Micro Projects

INSTRUCTIONAL DESIGN TOOLKIT 


Adobe Bridge as tool to catalog metadata of digital assets


Universiry of Maryland

By Carmel Tse/November, 2019
University of Maryland LDT 100/300 Project



Adobe Bridge IPTC metadata
Background

In building learning materials, we often incorporate materials obtained through Open Education Resources, including infographics, photos and other images. Many OERs are under Creative Commons licenses and can be used if copyright is acknowledged and credit given. Most instructional designers use a media assets checklist to keep track of the information.

IPTC metadata

IPTC is the Global Standards Body of the News Media. IPTC has more than 30 data structures for copyright markups, and as instructional designers we only need mostly four essential copyright data plus the description  in addition to the filenames, file and image sizes which are automatically attached.

  • Copyright. This is the attribute that identifies the rightful owner of the materials along with the effective date. e.g. Copyright © 2019, Carmel C. Tse
  • Copyright status.

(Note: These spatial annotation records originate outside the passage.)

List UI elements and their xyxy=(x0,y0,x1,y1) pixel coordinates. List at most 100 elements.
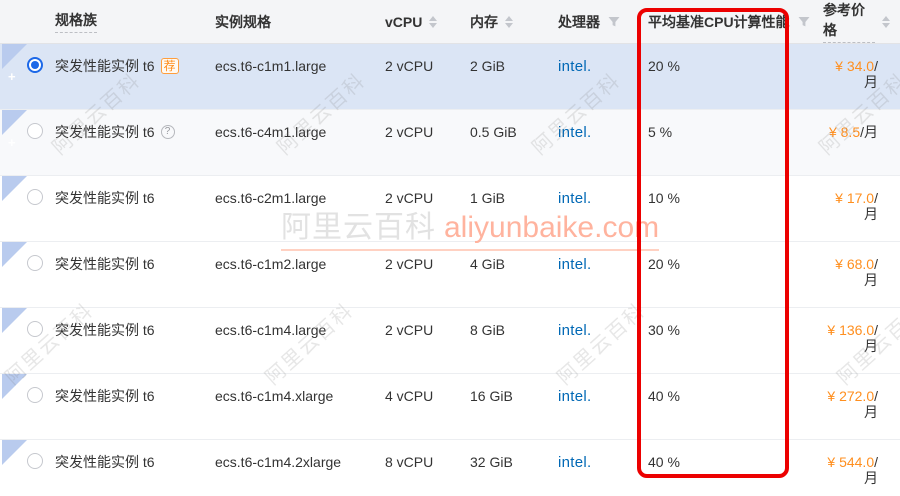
intel-logo: intel. xyxy=(558,256,592,273)
column-header-baseline-cpu-performance[interactable]: 平均基准CPU计算性能 xyxy=(648,12,823,32)
price-unit: /月 xyxy=(860,124,878,140)
table-row[interactable]: + 突发性能实例 t6 ? ecs.t6-c4m1.large 2 vCPU 0… xyxy=(0,110,900,176)
memory-value: 1 GiB xyxy=(470,190,506,206)
price-cell: ¥ 544.0/月 xyxy=(823,440,900,486)
family-cell: 突发性能实例 t6 xyxy=(55,308,215,338)
plus-icon: + xyxy=(8,465,16,480)
help-icon[interactable]: ? xyxy=(160,125,175,139)
filter-icon[interactable] xyxy=(608,16,620,28)
memory-value: 0.5 GiB xyxy=(470,124,517,140)
row-select-cell: + xyxy=(0,440,55,479)
vcpu-value: 2 vCPU xyxy=(385,256,434,272)
table-row[interactable]: + 突发性能实例 t6 ecs.t6-c1m4.large 2 vCPU 8 G… xyxy=(0,308,900,374)
memory-value: 32 GiB xyxy=(470,454,513,470)
row-radio[interactable] xyxy=(27,57,43,73)
price-unit: /月 xyxy=(864,190,878,222)
family-label: 突发性能实例 t6 xyxy=(55,454,155,470)
processor-cell: intel. xyxy=(548,176,648,207)
add-corner-badge: + xyxy=(2,176,27,215)
price-cell: ¥ 272.0/月 xyxy=(823,374,900,420)
filter-icon[interactable] xyxy=(798,16,810,28)
family-label: 突发性能实例 t6 xyxy=(55,322,155,338)
sort-icon[interactable] xyxy=(882,15,890,28)
row-select-cell: + xyxy=(0,44,55,83)
family-label: 突发性能实例 t6 xyxy=(55,190,155,206)
row-radio[interactable] xyxy=(27,189,43,205)
price-cell: ¥ 34.0/月 xyxy=(823,44,900,90)
vcpu-value: 2 vCPU xyxy=(385,190,434,206)
baseline-cpu-performance-value: 20 % xyxy=(648,58,680,74)
instance-spec: ecs.t6-c1m4.large xyxy=(215,322,327,338)
plus-icon: + xyxy=(8,333,16,348)
processor-cell: intel. xyxy=(548,110,648,141)
price-unit: /月 xyxy=(864,388,878,420)
price-cell: ¥ 8.5/月 xyxy=(823,110,900,140)
instance-spec: ecs.t6-c1m2.large xyxy=(215,256,327,272)
column-header-memory[interactable]: 内存 xyxy=(470,12,548,32)
plus-icon: + xyxy=(8,135,16,150)
add-corner-badge: + xyxy=(2,44,27,83)
intel-logo: intel. xyxy=(558,58,592,75)
table-body: + 突发性能实例 t6 荐 ecs.t6-c1m1.large 2 vCPU 2… xyxy=(0,44,900,496)
instance-spec: ecs.t6-c1m4.2xlarge xyxy=(215,454,342,470)
price-cell: ¥ 136.0/月 xyxy=(823,308,900,354)
row-radio[interactable] xyxy=(27,123,43,139)
row-radio[interactable] xyxy=(27,255,43,271)
table-row[interactable]: + 突发性能实例 t6 ecs.t6-c1m2.large 2 vCPU 4 G… xyxy=(0,242,900,308)
intel-logo: intel. xyxy=(558,190,592,207)
column-header-price[interactable]: 参考价格 xyxy=(823,0,900,43)
price-unit: /月 xyxy=(864,322,878,354)
instance-spec: ecs.t6-c1m4.xlarge xyxy=(215,388,334,404)
add-corner-badge: + xyxy=(2,308,27,347)
family-label: 突发性能实例 t6 xyxy=(55,256,155,272)
table-row[interactable]: + 突发性能实例 t6 ecs.t6-c1m4.xlarge 4 vCPU 16… xyxy=(0,374,900,440)
column-header-family-label: 规格族 xyxy=(55,10,97,33)
row-radio[interactable] xyxy=(27,387,43,403)
price-amount: ¥ 17.0 xyxy=(835,190,875,206)
memory-value: 4 GiB xyxy=(470,256,506,272)
vcpu-value: 8 vCPU xyxy=(385,454,434,470)
sort-icon[interactable] xyxy=(505,15,513,28)
add-corner-badge: + xyxy=(2,110,27,149)
processor-cell: intel. xyxy=(548,242,648,273)
price-amount: ¥ 272.0 xyxy=(827,388,875,404)
intel-logo: intel. xyxy=(558,322,592,339)
baseline-cpu-performance-value: 20 % xyxy=(648,256,680,272)
row-radio[interactable] xyxy=(27,453,43,469)
sort-icon[interactable] xyxy=(429,15,438,28)
table-row[interactable]: + 突发性能实例 t6 ecs.t6-c2m1.large 2 vCPU 1 G… xyxy=(0,176,900,242)
family-cell: 突发性能实例 t6 xyxy=(55,242,215,272)
intel-logo: intel. xyxy=(558,388,592,405)
price-cell: ¥ 17.0/月 xyxy=(823,176,900,222)
processor-cell: intel. xyxy=(548,440,648,471)
processor-cell: intel. xyxy=(548,374,648,405)
price-amount: ¥ 136.0 xyxy=(827,322,875,338)
column-header-vcpu[interactable]: vCPU xyxy=(385,14,470,30)
family-label: 突发性能实例 t6 xyxy=(55,124,155,140)
intel-logo: intel. xyxy=(558,454,592,471)
table-row[interactable]: + 突发性能实例 t6 ecs.t6-c1m4.2xlarge 8 vCPU 3… xyxy=(0,440,900,496)
memory-value: 8 GiB xyxy=(470,322,506,338)
plus-icon: + xyxy=(8,69,16,84)
table-row[interactable]: + 突发性能实例 t6 荐 ecs.t6-c1m1.large 2 vCPU 2… xyxy=(0,44,900,110)
instance-spec: ecs.t6-c2m1.large xyxy=(215,190,327,206)
row-select-cell: + xyxy=(0,110,55,149)
family-cell: 突发性能实例 t6 xyxy=(55,176,215,206)
price-amount: ¥ 544.0 xyxy=(827,454,875,470)
add-corner-badge: + xyxy=(2,242,27,281)
vcpu-value: 2 vCPU xyxy=(385,124,434,140)
recommend-badge: 荐 xyxy=(160,58,179,74)
memory-value: 16 GiB xyxy=(470,388,513,404)
family-cell: 突发性能实例 t6 荐 xyxy=(55,44,215,74)
row-select-cell: + xyxy=(0,242,55,281)
processor-cell: intel. xyxy=(548,308,648,339)
column-header-processor[interactable]: 处理器 xyxy=(548,12,648,32)
add-corner-badge: + xyxy=(2,440,27,479)
row-select-cell: + xyxy=(0,374,55,413)
column-header-family[interactable]: 规格族 xyxy=(55,10,215,33)
row-radio[interactable] xyxy=(27,321,43,337)
price-amount: ¥ 8.5 xyxy=(828,124,861,140)
add-corner-badge: + xyxy=(2,374,27,413)
family-label: 突发性能实例 t6 xyxy=(55,58,155,74)
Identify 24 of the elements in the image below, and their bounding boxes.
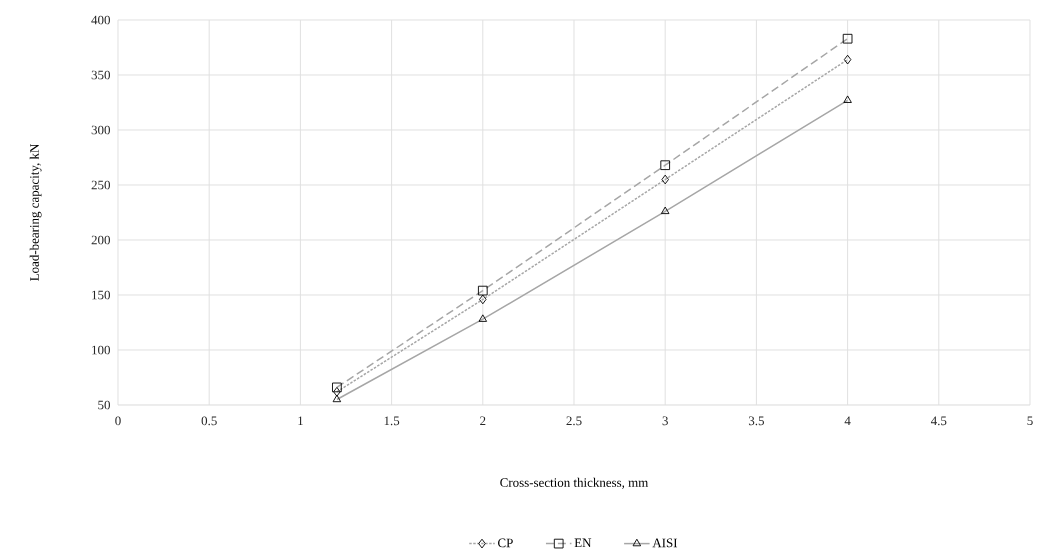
y-tick-label: 200	[91, 235, 110, 245]
y-tick-label: 50	[98, 400, 110, 410]
y-tick-label: 400	[91, 15, 110, 25]
x-tick-label: 2.5	[566, 416, 582, 426]
x-tick-label: 2	[480, 416, 486, 426]
y-tick-label: 150	[92, 290, 110, 300]
y-tick-label: 350	[91, 70, 110, 80]
x-tick-label: 3.5	[748, 416, 764, 426]
legend-label: EN	[574, 538, 592, 548]
x-tick-label: 0	[115, 416, 121, 426]
x-axis-title: Cross-section thickness, mm	[500, 477, 649, 489]
x-tick-label: 0.5	[201, 416, 217, 426]
y-tick-label: 100	[92, 345, 110, 355]
y-tick-label: 300	[91, 125, 110, 135]
x-tick-label: 1.5	[384, 416, 400, 426]
x-tick-label: 3	[662, 416, 668, 426]
x-tick-label: 5	[1027, 416, 1033, 426]
legend-label: CP	[498, 538, 513, 548]
y-axis-title: Load-bearing capacity, kN	[29, 143, 42, 281]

This structure can be complicated and IPTC has left it open, but Adobe is limiting the choice in its apps to Unknown | Copyrighted | Public Domain.
  • Rights Usage Terms: IPTC describes: “This field is for free-text instructions on how the image may be legally used. e.g. ‘Permission is required from (Supplier or Creator) to publish this image’ or ‘Licensed to (Customer) for use in (publication) until (date)’.”
  • Copyright Info URL: This explains details of encoded rights expressions referenced by a link. For example: It can refer to Creative Common’s licensing terms.
  • Description. This is the metadata which is often used as "alt" tag to describe a photo in an HTML file.

  • The best way to attach the information is to tagged them as metadata. i.e. attaching the information right inside the graphics.

    Free tool to edit IPTC metadata

    There are many free and paid tools that allow access to the metadata. I use Adobe Bridge, a cross-platform freeware of the Adobe Creative Cloud (CC) suite.

    Pros

    Bridge stands out amongst the choices as it has a very easy to use Graphical User Interface and the metadata uses are common among all asset files used by other applications in CC.

    Cons

    While Bridge is a great tool to tag each asset, it does not have an interface to list all the assets in a directory.


    Exiftool to list metadata
    The ah-ha moment

    By Carmel Tse/November, 2019
    University of Maryland LDT 100/300 Project

    While Bridge is a great tool to tag each asset, it does not have an interface to list all the assets in a directory.

    To compensate for this, I have written a Unix tool using Exiftool by Phil Harvey of Queen's University in Kingston, Ontario. ExifTool is a platform-independent Perl library plus a command-line application for reading, writing and editing meta information in a wide variety of files.

    1. Download the Exiftool and follow the installation. The Unix code I used to do the extracting was:

    exiftool -r -common -rights -marked -usageterms -webstatement /dir > exiftool_out.txt

    2. Replace /dir with full path of image repository.

    3. The output is an Exiftool_out.txt file. Seeing all my assets and their metadata in a project listed in a spreadsheet the first time after one command really gave me the "ah-ha" moment.